I love you both, and this makes my heart ache so much. This kind of “patient care” should never, ever happen.
Stacy, thank you. Patient Advocate is a good idea! I followed your medicine ordeal and was very upset by it. Unbelievable. I support your idea of a book. More needs to be done about medical care!! Brynna
I am speechless after reading your beautifully written horror story. I’ve been in hospitals in resource countries, and was sadden and shocked by the conditions that sick patients and their family experienced. I now learn that the same inhumane conditions exist in NYC.
Even after experience, your passion for others is present with your understanding that the healthcare workers are helpless in terms of providing a safe, place for healing,
Kerry, And you would know about hospitals, because of your work! And, yes, the people we met were wonderful, they truly cared and tried to do whatever they could under terrible circumstances!
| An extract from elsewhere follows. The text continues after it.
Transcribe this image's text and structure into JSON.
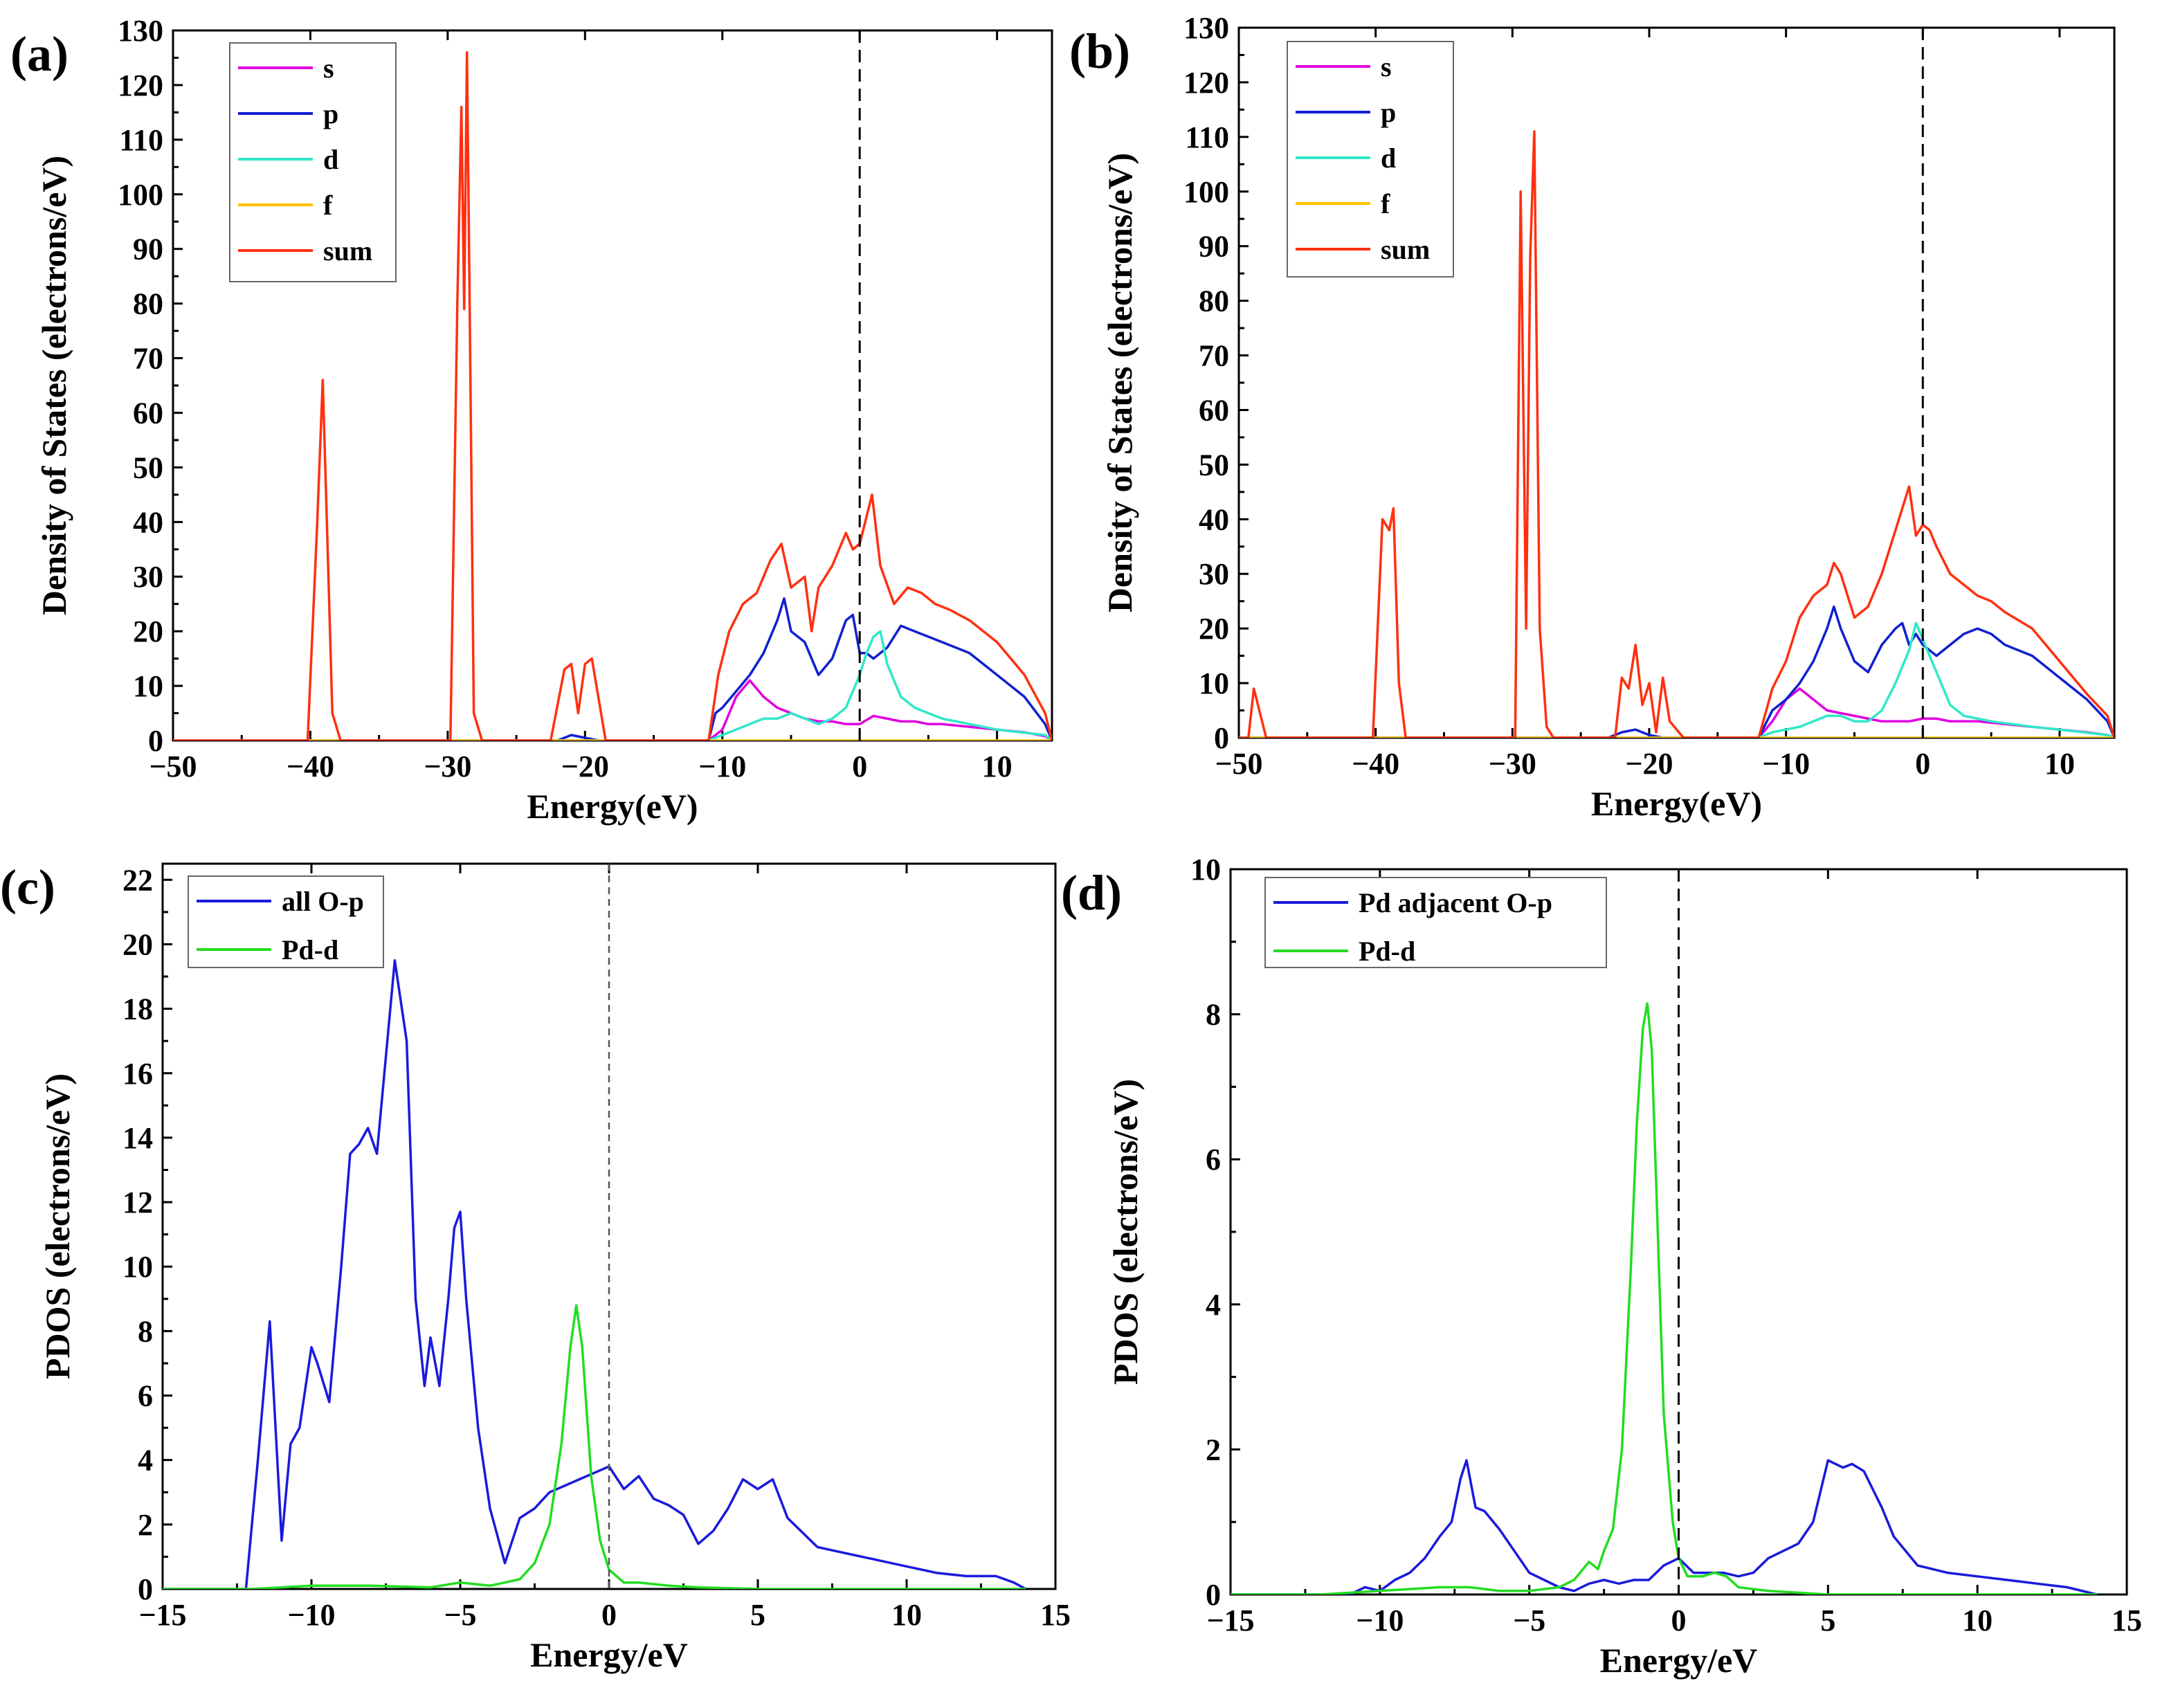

All this when we believe we have the best health system in the world. It does call for an undercover investigation.
It is consoling to know that Rosemary is home and with restored vision and that you, Brynna, don’t need to pull the covers over your head.
Smiling, Fran. You make me smile.
I am new to your blog and am sorry for your experience. I am intrigued that your previous writer said ” we believe we have the best health system in the world.” Interestingly, it seemed to those of us not living in your country that the so-called “Obama Care” might have brought you up to speed with most of Europe, Canada and Australia, where health care really is about health and not money. Here in Australia, we have private hospitals and private health insurance (neither of which I support, although I have in the past), but you are paying for decor and food and the illusion of choosing your own doctor. Our public hospital system provides everything required for healing and is paid for by our taxation system. As a nurse, I know that hospitals are not the places for rest (unfortunately) and like you, I would rather be at home, but sometimes you need the all the medical stuff to get you on your way. I hope the health issues that plague you and your friend become manageable at home where we all experience the love and rest we need to be truly restored.
Wow, these two points:
“From Vertical Care to Neorealism!”
“We both told the story of the hospital stay over and over, to whomever would listen… We spoke of Dante’s Inferno.”
Such a poignant and commanding piece… it really does take you through the illusions of choice in our healthcare system. Your writing skillfully reveals the depths of human emotion that makes this story all the more compelling. This story rekindles my interest in possibly exploring a career health care policy, to effect change.